2. It was a coalition of Democrats and independents that brought Democratic candidates to victory in Virginia and Alabama, not Republicans abandoning candidates out of the mainstream. Roy Moore got 91 percent of the Republican vote, so GOP voters stayed solidly behind the Republican candidate as they did in Virginia as well. And the vast majority of folks who wrote in an alternative choice in Alabama were independent voters, not Republicans, and these independent voters overall voted for the Democrat by a margin of 8 points (a huge turnaround from previous election years).
3. The GOP did not have a turnout problem in Alabama or Virginia. In fact, in normal election year turnouts (like in midterms), enough GOP voters turned out to carry Roy Moore and Ed Gillespie to victory. In 2014, if Roy Moore had gotten the 650,000 votes he got Tuesday night in a race for governor he would have beaten the Democratic candidate overwhelmingly. (The Democrat in 2014 got approximately 427,000 votes). The problem for Moore was that Democrats and independents were much more enthusiastic to vote (especially anti-Trump voters) and they turned out in record numbers. This same thing happened in Virginia, so we are seeing a pattern here. Normal GOP turnout, but huge turnout increases for the Democrats running.

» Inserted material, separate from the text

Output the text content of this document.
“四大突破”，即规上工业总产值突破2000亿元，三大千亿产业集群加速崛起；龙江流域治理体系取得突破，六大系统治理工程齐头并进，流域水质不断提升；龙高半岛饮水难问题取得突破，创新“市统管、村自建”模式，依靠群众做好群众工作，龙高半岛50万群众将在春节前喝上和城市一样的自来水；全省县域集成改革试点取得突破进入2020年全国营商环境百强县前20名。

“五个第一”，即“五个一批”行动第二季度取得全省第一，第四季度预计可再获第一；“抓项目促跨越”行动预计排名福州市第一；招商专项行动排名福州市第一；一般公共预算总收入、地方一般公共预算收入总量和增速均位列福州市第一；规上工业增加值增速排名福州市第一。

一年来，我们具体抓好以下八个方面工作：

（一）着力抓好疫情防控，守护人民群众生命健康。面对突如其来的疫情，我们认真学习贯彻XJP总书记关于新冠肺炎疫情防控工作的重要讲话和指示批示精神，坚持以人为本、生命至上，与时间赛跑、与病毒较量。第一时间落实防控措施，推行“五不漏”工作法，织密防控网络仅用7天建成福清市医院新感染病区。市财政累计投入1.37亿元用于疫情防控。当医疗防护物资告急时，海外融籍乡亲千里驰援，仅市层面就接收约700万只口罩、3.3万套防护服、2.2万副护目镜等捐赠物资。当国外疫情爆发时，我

4. In looking at polling data for the last month, and in looking at election returns, it seems the president’s engagement in this race made things worse for the Republican Moore in a general election setting. While the president is still very popular among Republicans, he is extremely unpopular among independents and Democratic voters. As Trump backed Moore more and more fully, it hurt Moore by increasing turnout for the Democrat. In fact, Trump’s late appearance in Pensacola across the state line from Alabama, may have inspired more Democrats to vote when you look at election returns.
5. The Democrats already at this moment had become likely to take the House of Representatives back because of this building wave of anti-Trump and anti-GOP sentiment, but as of Tuesday night the odds of Republicans losing the Senate just went way up. They now have only 51 seats in the Senate, and because of what happened in Alabama, the field of possible pickups for Democrats just expanded. Democrats already had a realistic shot at picking up Senate seats in Nevada, Arizona, and Tennessee, but now you can possibly add Nebraska and Texas to the list of potential pickups. An amazing turnaround in a single day.
Obviously, all of this is a snapshot in time, but as each day moves forward Trump increasingly becomes a problem for Republicans in general elections. He is still incredibly powerful in a GOP primary because he retains a small but strong die-hard support among Republicans, but in any electorate beyond Republican voters President Trump is a tremendous liability. One piece of advice to Republican elected officials: you might consider taking on the president in a much stronger way if you want to retain your jobs. And a piece of advice to Democrats or independents running in 2018: don’t worry about converting die-hard Trump voters, aim your campaign’s persuasion and motivation efforts at the rising group of independents in America and the passion Democrats now have in this environment. And if you want to lead in America today offer a message of integrity and country over party. It is a winner.
Matthew Dowd is an ABC News analyst and special correspondent. Opinions expressed in this column do not necessarily reflect the views of ABC News.